Halfway through the first volume of The History of the Decline and Fall of the Roman Empire (1776), Edward Gibbon took up the case of Zenobia, the famous queen of the Syrian city of Palmyra. “Modern Europe has produced several illustrious women who have sustained with glory the weight of empire,” Gibbon acknowledged, before generalizing that women are not usually known for heroism or leadership. They are instead limited by “the servile indolence imposed on [their] sex.” Zenobia was the exception that proved the rule. Decisive and strong, she rode on horseback rather than being borne on a palanquin, earning Gibbon’s highest praise: The vigorous queen was manful. “Instead of the little passions which so frequently perplex a female reign, the steady administration of Zenobia was guided by the most judicious maxims of policy.”
It is usually a mistake to apply contemporary standards to a writer who lived centuries ago. To put Gibbon’s views in context, several months after he published those words about Zenobia, Thomas Jefferson completed the Declaration of Independence despite owning an estate in Virginia worked by hundreds of slaves. Yet as the late historian Martha Saxton (1945–2023) writes in a new biography (her final book), Gibbon’s otherwise unprejudiced history is full of “gratuitous venom” toward women. The preoccupation is confounding, as it set Gibbon apart from other Enlightenment historians and thinkers like Voltaire, who complimented women in their writing.
What caused his misogyny? Saxton, the author of biographies of Mary Washington and Louisa May Alcott, set out to find the answer in The Conversions of Edward Gibbon. The subject is a surprising choice for a feminist historian—Gibbon was a hidebound exemplar of British patriarchy whom James Boswell called “an ugly, affected, disgusting fellow.” Two points seem to have piqued Saxton’s interest. One is personal sympathy. Gibbon grew up a lonely little boy with few friends who sustained himself by reading. The other draw is the enormously influential Decline and Fall, one of the greatest works of literature in the English language—a book, Saxton writes, that is full of “epic research, judicious balancing of evidence, fluency in the classics, and shrewd biographical sketches.” She decided that its author, and his prejudice, were worth understanding.

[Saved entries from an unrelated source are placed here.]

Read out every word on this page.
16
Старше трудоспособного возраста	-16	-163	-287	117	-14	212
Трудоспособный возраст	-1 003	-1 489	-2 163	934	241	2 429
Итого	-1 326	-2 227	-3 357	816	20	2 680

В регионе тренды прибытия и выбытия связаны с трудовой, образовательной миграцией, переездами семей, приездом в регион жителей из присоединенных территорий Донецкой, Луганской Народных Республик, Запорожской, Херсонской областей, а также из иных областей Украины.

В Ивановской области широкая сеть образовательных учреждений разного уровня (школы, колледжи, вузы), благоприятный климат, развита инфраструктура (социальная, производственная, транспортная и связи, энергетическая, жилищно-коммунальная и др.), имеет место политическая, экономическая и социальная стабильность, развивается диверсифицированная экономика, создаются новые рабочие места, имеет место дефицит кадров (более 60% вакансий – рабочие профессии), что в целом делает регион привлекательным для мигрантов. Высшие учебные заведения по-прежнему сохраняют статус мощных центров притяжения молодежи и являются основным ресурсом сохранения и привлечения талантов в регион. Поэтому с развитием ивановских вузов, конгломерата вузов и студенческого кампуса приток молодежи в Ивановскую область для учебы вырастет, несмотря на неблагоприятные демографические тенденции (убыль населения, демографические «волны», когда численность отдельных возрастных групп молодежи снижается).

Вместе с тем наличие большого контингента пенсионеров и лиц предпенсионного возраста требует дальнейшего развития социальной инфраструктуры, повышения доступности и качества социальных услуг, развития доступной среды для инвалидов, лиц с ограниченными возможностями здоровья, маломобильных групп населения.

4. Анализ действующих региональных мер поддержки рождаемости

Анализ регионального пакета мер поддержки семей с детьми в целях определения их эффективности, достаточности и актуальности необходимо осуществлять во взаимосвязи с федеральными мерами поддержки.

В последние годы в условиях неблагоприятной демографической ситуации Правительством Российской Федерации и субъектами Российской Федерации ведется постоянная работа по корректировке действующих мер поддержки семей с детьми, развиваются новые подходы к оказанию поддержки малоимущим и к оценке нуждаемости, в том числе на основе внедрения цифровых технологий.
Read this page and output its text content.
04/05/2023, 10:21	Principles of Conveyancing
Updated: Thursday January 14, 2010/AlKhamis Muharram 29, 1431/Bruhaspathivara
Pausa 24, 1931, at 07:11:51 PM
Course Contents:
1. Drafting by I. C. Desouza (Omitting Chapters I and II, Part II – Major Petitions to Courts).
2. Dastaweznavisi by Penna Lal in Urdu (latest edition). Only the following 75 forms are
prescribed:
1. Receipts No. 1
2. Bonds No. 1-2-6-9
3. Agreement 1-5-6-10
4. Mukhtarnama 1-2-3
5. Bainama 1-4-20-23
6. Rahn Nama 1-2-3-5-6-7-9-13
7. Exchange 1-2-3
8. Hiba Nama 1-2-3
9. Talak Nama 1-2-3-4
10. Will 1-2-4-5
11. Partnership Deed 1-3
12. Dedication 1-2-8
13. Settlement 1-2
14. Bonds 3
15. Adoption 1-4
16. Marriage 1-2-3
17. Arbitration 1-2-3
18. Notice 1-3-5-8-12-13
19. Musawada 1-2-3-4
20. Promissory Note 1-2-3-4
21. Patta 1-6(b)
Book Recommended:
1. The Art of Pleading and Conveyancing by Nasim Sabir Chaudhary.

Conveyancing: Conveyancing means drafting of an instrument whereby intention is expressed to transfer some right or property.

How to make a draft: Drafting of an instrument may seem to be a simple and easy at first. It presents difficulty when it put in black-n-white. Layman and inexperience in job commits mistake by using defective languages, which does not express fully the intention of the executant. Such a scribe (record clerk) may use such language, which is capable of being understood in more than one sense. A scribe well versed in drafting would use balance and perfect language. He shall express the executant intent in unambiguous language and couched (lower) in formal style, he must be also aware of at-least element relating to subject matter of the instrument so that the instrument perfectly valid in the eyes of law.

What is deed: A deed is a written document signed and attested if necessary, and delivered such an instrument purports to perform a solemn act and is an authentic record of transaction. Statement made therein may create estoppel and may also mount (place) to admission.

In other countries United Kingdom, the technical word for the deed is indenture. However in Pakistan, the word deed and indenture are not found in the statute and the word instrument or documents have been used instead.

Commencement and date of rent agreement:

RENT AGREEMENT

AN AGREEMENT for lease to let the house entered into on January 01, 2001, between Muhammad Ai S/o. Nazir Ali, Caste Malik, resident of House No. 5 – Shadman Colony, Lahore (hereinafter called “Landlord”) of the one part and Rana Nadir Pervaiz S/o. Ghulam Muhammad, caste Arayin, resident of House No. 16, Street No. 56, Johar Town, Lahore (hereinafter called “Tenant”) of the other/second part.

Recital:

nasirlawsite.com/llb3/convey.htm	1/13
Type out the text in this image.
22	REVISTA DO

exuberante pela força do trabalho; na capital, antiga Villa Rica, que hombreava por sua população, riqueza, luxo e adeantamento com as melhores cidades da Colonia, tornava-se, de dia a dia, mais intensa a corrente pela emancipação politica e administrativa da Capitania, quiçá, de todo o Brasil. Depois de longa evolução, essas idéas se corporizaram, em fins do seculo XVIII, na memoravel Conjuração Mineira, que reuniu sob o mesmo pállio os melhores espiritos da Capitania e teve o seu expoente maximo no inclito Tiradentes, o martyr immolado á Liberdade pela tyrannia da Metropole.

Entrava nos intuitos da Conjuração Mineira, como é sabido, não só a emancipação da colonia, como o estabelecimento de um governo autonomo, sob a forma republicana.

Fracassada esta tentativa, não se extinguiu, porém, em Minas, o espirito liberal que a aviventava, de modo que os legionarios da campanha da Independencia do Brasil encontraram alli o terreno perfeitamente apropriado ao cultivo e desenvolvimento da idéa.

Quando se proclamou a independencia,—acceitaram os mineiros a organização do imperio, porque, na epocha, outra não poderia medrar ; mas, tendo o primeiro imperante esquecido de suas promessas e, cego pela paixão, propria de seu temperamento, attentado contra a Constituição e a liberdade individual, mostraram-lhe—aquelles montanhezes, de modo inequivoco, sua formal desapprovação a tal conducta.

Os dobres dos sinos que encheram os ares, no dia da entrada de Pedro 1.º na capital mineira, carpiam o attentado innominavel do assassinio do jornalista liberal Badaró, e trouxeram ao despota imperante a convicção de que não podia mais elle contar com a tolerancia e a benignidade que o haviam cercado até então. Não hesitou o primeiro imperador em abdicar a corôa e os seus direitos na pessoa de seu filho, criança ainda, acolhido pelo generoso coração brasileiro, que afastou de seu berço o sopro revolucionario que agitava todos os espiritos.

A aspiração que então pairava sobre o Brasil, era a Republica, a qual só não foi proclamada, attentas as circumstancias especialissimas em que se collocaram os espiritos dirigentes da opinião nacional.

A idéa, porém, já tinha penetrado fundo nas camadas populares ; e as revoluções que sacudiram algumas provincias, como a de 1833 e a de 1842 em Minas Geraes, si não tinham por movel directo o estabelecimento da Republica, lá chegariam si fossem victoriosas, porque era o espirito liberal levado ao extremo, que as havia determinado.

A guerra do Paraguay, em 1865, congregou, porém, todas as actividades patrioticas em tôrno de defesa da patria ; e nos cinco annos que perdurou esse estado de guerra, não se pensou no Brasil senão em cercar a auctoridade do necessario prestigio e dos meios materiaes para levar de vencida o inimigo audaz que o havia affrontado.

The resulting book is not a literary analysis of Gibbon’s masterpiece but an elegant, witty, erudite life of its creator. Saxton finds much to admire and seems to like her subject, even as she punctures his blimpish excesses. He was born in Surrey “an abnormally tiny and misshapen baby” who “suffered an array of baffling ailments that arrested his growth”; as an adult he would stand four foot seven and was covered in scars. His mother died when he was a child, and he spent the rest of his life trying to earn the approval of his father, who repaid his son’s devotion by sending him away on long tours of Europe and plotting to steal his inheritance.
A series of maternal figures arrived, from a beloved aunt to a kindly stepmother. Saxton writes that Gibbon found pretty, young women “unnerving,” so these matrons offered the pleasure of female company without the burden of sexual anxiety. Yet although he was a confirmed bachelor, Gibbon did have one great romantic pursuit: He courted and planned to marry Suzanne Curchod but ended up jilting her. Saxton parts company with Gibbon’s biographer D. M. Low, who lets his subject off the hook by calling Curchod “over-possessive.” Another interpretation, Saxton writes, is that Gibbon perhaps “wasn’t prepared for candid criticism from an alert and observant young woman.”
During the Seven Years’ War, Gibbon served as a captain in the British army. He never saw action but nevertheless displayed a haughty superiority over his men and an affinity for the splendors of the parade ground. Saxton contends that during his military service, Gibbon picked up some of the vices and prejudices that would dominate his later life, including drunkenness and sexism. These attitudes also imbued his circle of British expatriates—Gibbon called them “the nation”—whose pastimes included binge drinking and visiting brothels. His reading habits shaped his outlook as well; the Latin poet Juvenal’s Satire VI catalogs vanity and infidelity, among other feminine vices. Gibbon’s journal entries show him sneering at the women he met in society as petty and affected.
Even as he struggled to maintain enduring female relationships, Gibbon enjoyed deep, ardent friendships with men. He deplored effeminacy—contending that it, alongside religion, had helped bring down the Roman Empire—but held fast to the men in his life, including his companion, Georges Deyverdun. The two men lived together for about six years, but Saxton finds no evidence that this or any other male pairings turned physical. She asserts, rather, that what mattered was “not whom Gibbon wished to have sex with, but whom he could love.”
Trying to separate the art from the artist is an age-old preoccupation. Often it proves impossible, or merely a fool’s errand. Yet when the artist is a historian, the stakes change. Gibbon was not some poet who happened to be a sexist in his personal life; the literature he produced was nonfiction, and his blinkered opinions therefore shaped readers’ views of his subject. Saxton helps us see that though these limitations by no means disqualify Gibbon from the shelf, they are worth remembering before blithely accepting his judgments. Zenobia, in other words, was probably not the only notable ancient queen.